Iliopoulos Ioannis, Tsoka Sophia, Andrade Miguel A, Enright Anton J, Carroll Mark, Poullet Patrick, Promponas Vassilis, Liakopoulos Theodore, Palaios Giorgos, Pasquier Claude, Hamodrakas Stavros, Tamames Javier, Yagnik Asutosh T, Tramontano Anna, Devos Damien, Blaschke Christian, Valencia Alfonso, Brett David, Martin David, Leroy Christophe, Rigoutsos Isidore, Sander Chris, Ouzounis Christos A
Computational Genomics Group, The European Bioinformatics Institute, EMBL Cambridge Outstation, Cambridge CB10 1SD, UK.

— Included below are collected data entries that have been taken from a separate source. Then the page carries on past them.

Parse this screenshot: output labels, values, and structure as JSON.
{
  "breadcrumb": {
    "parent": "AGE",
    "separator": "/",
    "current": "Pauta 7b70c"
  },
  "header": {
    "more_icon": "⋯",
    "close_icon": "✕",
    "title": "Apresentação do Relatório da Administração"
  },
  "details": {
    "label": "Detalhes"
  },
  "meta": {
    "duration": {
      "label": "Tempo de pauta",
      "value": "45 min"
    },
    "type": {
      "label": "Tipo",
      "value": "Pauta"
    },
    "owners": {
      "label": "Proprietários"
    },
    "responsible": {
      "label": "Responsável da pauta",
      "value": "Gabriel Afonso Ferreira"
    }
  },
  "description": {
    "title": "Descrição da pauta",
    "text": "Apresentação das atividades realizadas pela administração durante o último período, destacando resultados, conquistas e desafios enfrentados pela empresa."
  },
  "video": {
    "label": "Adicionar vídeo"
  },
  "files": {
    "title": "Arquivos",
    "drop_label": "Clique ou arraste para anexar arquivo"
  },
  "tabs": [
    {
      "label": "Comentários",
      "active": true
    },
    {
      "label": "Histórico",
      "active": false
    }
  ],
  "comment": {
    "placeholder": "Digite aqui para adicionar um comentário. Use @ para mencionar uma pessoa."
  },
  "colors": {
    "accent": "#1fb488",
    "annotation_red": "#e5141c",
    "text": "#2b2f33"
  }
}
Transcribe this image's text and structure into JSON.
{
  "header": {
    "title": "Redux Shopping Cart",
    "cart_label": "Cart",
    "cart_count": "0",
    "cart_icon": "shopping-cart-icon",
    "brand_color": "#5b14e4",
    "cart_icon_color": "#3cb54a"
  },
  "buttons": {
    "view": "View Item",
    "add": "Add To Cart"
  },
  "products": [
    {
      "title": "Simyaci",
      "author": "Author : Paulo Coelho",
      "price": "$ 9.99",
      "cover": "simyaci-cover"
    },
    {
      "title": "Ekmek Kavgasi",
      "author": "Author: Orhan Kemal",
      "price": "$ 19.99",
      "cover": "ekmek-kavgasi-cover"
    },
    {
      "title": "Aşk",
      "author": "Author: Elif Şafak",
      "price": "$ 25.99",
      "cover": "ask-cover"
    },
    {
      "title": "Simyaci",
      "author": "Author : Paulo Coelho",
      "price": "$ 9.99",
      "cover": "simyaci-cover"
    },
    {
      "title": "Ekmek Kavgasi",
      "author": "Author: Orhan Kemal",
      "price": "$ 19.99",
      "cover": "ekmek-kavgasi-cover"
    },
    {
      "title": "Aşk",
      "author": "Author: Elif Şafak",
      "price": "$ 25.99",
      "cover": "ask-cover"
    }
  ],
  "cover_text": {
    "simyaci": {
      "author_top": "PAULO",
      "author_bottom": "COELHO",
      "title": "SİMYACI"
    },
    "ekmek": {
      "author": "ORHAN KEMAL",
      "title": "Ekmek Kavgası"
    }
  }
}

Bioinformatics. 2003 Apr 12;19(6):717-26. doi: 10.1093/bioinformatics/btg077.
Genome-wide functional annotation either by manual or automatic means has raised considerable concerns regarding the accuracy of assignments and the reproducibility of methodologies. In addition, a performance evaluation of automated systems that attempt to tackle sequence analyses rapidly and reproducibly is generally missing. In order to quantify the accuracy and reproducibility of function assignments on a genome-wide scale, we have re-annotated the entire genome sequence of Chlamydia trachomatis (serovar D), in a collaborative manner.
We have encoded all annotations in a structured format to allow further comparison and data exchange and have used a scale that records the different levels of potential annotation errors according to their propensity to propagate in the database due to transitive function assignments. We conclude that genome annotation may entail a considerable amount of errors, ranging from simple typographical errors to complex sequence analysis problems. The most surprising result of this comparative study is that automatic systems might perform as well as the teams of experts annotating genome sequences.
通过手动或自动方式进行的全基因组功能注释引发了人们对注释准确性和方法可重复性的诸多担忧。此外,对于试图快速且可重复地进行序列分析的自动化系统,通常缺少性能评估。为了在全基因组范围内量化功能注释的准确性和可重复性,我们以协作方式对沙眼衣原体(血清型D)的全基因组序列进行了重新注释。
我们以结构化格式对所有注释进行编码,以便进一步比较和数据交换,并使用了一种量表,该量表根据因传递性功能注释而在数据库中传播的可能性记录不同程度的潜在注释错误。我们得出结论,基因组注释可能存在大量错误,从简单的排版错误到复杂的序列分析问题不等。这项比较研究最令人惊讶的结果是,自动化系统的表现可能与注释基因组序列的专家团队相当。